Natürlich ist es so, dass viele Profis in ihrem Bereich wirklich helfen wollen und zwar möglichst schnell und gut. Das sollte auch alles im Rahmen ihrer Arbeitszeit geschehen. Vermutlich wird es nie wieder eine Welt ohne Psychopharmaka geben. Gegen eine Flut an Medikamente, die als erste Wahl bei einer psychischen Krise/Erkrankung gelten, werden wir nicht mehr ankommen. Mit dem Einsatz von Psychopharmaka, insbesondere auch den Einsatz (in der Geriatrie) von Neuroleptika hat ich scheinbar eine enorme Souveränität in das medizinische "Geschehen" breitgemacht. Therapien frei von Psychopharmaka scheitern nicht selten an Vorgesetze, an Ärzte, an Kollegen/-innen oder auch an den Angehörigen der Patienten/-innen, aber vor allem auch an den eng getakteten Zeitstrukturen des Berufsalltags mit seinem wirtschaftlichen Wegweisern. Sie scheitern an eigenen, inneren Grenzen gegenüber der Begleitung akuter Krisen, an existenziellen Fragen und individuellen Katastrophen. Hier dreht sich ein professionelles Hamster-Rad. Die Zunahme von psychischen Störungen/Erkrankungen wächst auf allen Seiten. Gottlob entstehen immer wieder noch andere, alternative Wege. Zugegeben, sie sind oft mit mehr Geduld und Mühe verbunden und führen dennoch langfristig zu einer manifesten Stabilität des Patienten. Viele Patienten probieren sich durch den Dschungel verschiedener Psychopharmaka - "Wir müssen nur die eine Pille finden, die Ihren Zustand stabilisiert", so die gelieferte Anweisung und vermutlich auch die allergrößte Hoffnung jedes Patienten, der nach einer möglichst unkomplizierten Lösung auf seine Probleme hofft. Gelegentlich ermöglichen Medikamente aus zeitnah aus einer psychischen Krise zu gelangen, aber in der Regel wird so keine Stabilität erreicht, die von Dauer ist. 

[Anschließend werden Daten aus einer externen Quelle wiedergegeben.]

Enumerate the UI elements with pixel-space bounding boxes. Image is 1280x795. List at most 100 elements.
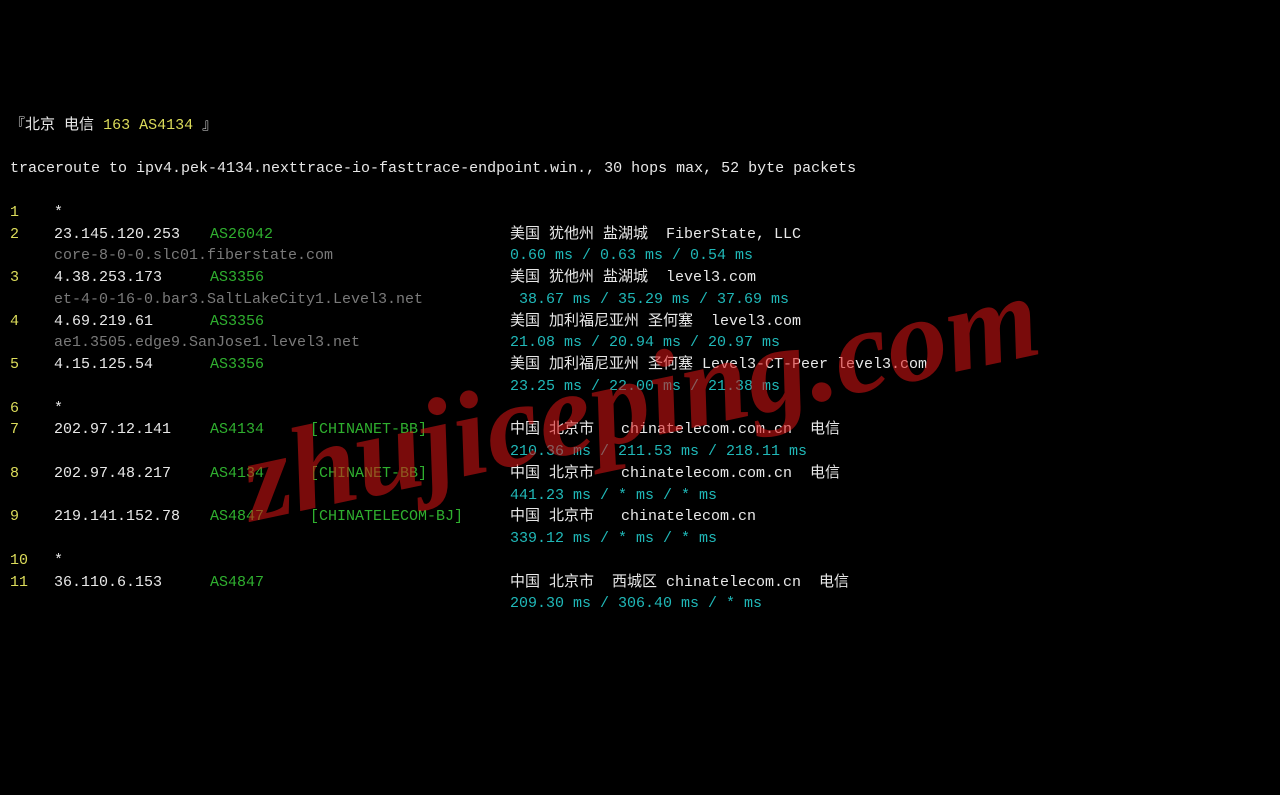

Generell möchte ich die Einnahme/Gabe von Psychopharmaka nicht ausnahmslos negieren. Ich möchte sie nur mit Kritik beheften und jedem mit auf den Weg geben sich immer alles sehr gut für sich alleine zu überlegen. Mein damaliger Entschluss mich gegen die Einnahme von Psychopharmaka auszusprechen, hatte schon dazu geführt, dass ich einige Wortgefechte mit "Behandelnden" aushalten musste. Dank meiner verbalen und auch mentalen Stärke (trotz der Krise) konnte ich so manchen, durchaus manipulativen Zusprüchen standhalten. Alle oben beschriebenen Punkte habe ich live erlebt. Offene Anfeindungen, Drohungen usw. sind keine Phantasie. In mir war ich überzeugt, dass es nicht mein Weg war. Vielleicht ist Deiner ein anderer? Es geht nicht darum etwas zu verteufeln, sondern vielmehr geht es darum Lebensqualität und Stabilität zu gewinnen. 
Jeder Stoß sich innen zu verändern ist nicht einfach und erfordert ein hohes Maß an Ehrlichkeit zu sich selbst. Wer sich im Spiegel betrachten kann und seine eigene Seele berührt , hat schon viel eigene Nähe gefunden.  Diese Ehrlichkeit liefert nicht eine bunte Farbenpracht - sie ist auch in manchen Bereichen unschön anzusehen.  Aber ich motiviere gerne mit einem : Trau Dich!